Friday, July 22, 2016

"This Here West Coast Publicks a Bunch a Crooks"

"Poor Economy."
By Ray Cummings (1887-1957).
First appearance: Munsey's Magazine, January 1923.
Reprinted in Thrilling Detective, June 1947.
Short short story (5 pages).
Online at UNZ HERE.
"The story of an amateur in burglary and a novice in detective work"
Here we have a kinder, gentler Ray Cummings crime story from the twenties, this one concerning Jimmy Martin, an ambitious young man looking for the increased income he needs to get married, with only a slippery sneak thief, the self-titled Lead Pencil Willy, standing in the way. In his first case as an insurance investigator, Jimmy must solve what comes to be known as the affair on Queen Anne Hill, a case with Willy's trademark touches all over it—except, that is, for one little detail . . .

Principal characters:
~ Mr. Gregg:
   ". . . the local manager of the Globe Protective Association, specialists in burglary insurance . . ."
~ Lead Pencil Willy:
   "At the moment, Lead Pencil Willy was the most noted and most elusive criminal on the Pacific Coast. From San Diego to Sitka he was wanted on a hundred different charges. His exploits varied as to time and place, but were almost identical in method. He was one of those freak criminals who become prominent every decade or so—the aristocrats of crime, who originate and perfect their own unique methods, who take an inordinate pride in every successful job accomplished, and who gloat loudly and sardonically at their bewildered pursuers after each successive escape.
   "Lead Pencil Willy's methods were daring but simple. He got into the homes of the wealthy, the merely comfortable, and the poor—how, nobody ever found out, for he never left any evidence of his entrance or his exit—and abstracted whatever valuables happened to be there.
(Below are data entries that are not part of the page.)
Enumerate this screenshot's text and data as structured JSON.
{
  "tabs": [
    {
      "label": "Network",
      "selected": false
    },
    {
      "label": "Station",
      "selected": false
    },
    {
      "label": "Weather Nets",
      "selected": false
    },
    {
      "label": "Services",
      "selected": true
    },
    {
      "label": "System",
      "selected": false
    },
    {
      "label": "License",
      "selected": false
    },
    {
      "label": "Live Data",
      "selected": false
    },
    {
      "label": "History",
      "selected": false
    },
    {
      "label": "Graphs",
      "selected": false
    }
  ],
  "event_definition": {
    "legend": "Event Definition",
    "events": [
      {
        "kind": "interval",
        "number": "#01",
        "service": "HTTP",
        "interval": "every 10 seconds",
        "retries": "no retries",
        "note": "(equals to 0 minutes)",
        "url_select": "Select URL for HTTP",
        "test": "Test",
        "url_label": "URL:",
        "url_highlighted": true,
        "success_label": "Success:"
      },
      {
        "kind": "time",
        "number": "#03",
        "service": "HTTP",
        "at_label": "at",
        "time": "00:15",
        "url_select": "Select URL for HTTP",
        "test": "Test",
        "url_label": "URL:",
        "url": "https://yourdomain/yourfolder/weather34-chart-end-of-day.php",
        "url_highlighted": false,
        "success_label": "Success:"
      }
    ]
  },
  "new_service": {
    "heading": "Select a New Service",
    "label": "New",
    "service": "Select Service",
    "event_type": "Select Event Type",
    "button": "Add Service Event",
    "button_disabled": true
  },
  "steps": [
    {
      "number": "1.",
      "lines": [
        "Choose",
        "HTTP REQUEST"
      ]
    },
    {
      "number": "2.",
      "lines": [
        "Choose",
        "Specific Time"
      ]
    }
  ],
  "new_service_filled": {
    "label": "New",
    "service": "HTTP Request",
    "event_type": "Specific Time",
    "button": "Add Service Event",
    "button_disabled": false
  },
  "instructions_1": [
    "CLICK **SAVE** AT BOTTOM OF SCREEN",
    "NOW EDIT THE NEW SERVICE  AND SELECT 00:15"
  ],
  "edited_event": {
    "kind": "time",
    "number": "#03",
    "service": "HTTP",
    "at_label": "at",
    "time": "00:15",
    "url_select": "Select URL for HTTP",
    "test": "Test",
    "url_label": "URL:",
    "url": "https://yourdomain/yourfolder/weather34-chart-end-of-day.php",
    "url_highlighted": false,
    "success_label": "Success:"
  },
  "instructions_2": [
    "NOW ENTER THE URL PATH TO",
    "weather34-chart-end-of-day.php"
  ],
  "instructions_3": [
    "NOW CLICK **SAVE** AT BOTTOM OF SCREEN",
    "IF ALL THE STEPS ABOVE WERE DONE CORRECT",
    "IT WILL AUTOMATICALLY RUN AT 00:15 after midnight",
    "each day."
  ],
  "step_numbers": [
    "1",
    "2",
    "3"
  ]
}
His affairs were never marked by violence to human life—possibly not because of any restraint on the burglar's part, but because he was sufficiently clever to avoid being seen or heard at his work.
   "And in order that he might receive proper credit for his skill, in each case he left a sarcas-tic but illiterate note, with a lead pencil stuck through the paper, as a sort of trademark, so that no one might remain in doubt as to his handiwork."
~ Jimmy Martin:
   "The Lead Pencil Willy mystery had fascinated Jimmy. One evening, while he was talking to Alice most despondently about his lack of business prospects, which promised to delay their wedding indefinitely, he suddenly hit upon an idea that seemed like a possible explana-tion of these burglaries about which the whole Pacific Coast was speculating.
   "Jimmy told his theory to Alice. The next morning he told it to the Globe's manager. On the following Monday he went on the company's pay roll, praying in his heart that Lead Pencil Willy would come to Seattle soon."
~ Jonathan Parsons:
   "Skinflint Parsons, as he was frequently called, was an aged bachelor, popularly supposed to be inordinately wealthy, who lived in a comparatively modest home on Queen Anne Hill. He was credited with being the meanest and most parsimonious man on the Pacific Coast. He was not a miser, but merely a maniac on economy. He would buy an automobile in the morning, and in the afternoon he would deplore the fact that he could not sell his newspaper back to a newsboy after he had read it. He would spend a dollar in gasoline driving about town in search of a cigar store, in order that he might save ten cents on a box of cigars.
   "His fetish, in short, was the greatness of little things. He worshiped, not the almighty dollar, but the almighty penny."

Resources:
- If it seems like we were communing with Ray Cummings just the other day (HERE), that's because we were.

The bottom line: "The most peaceable way for you, if you do take a thief, is to let him show himself what he is and steal out of your company."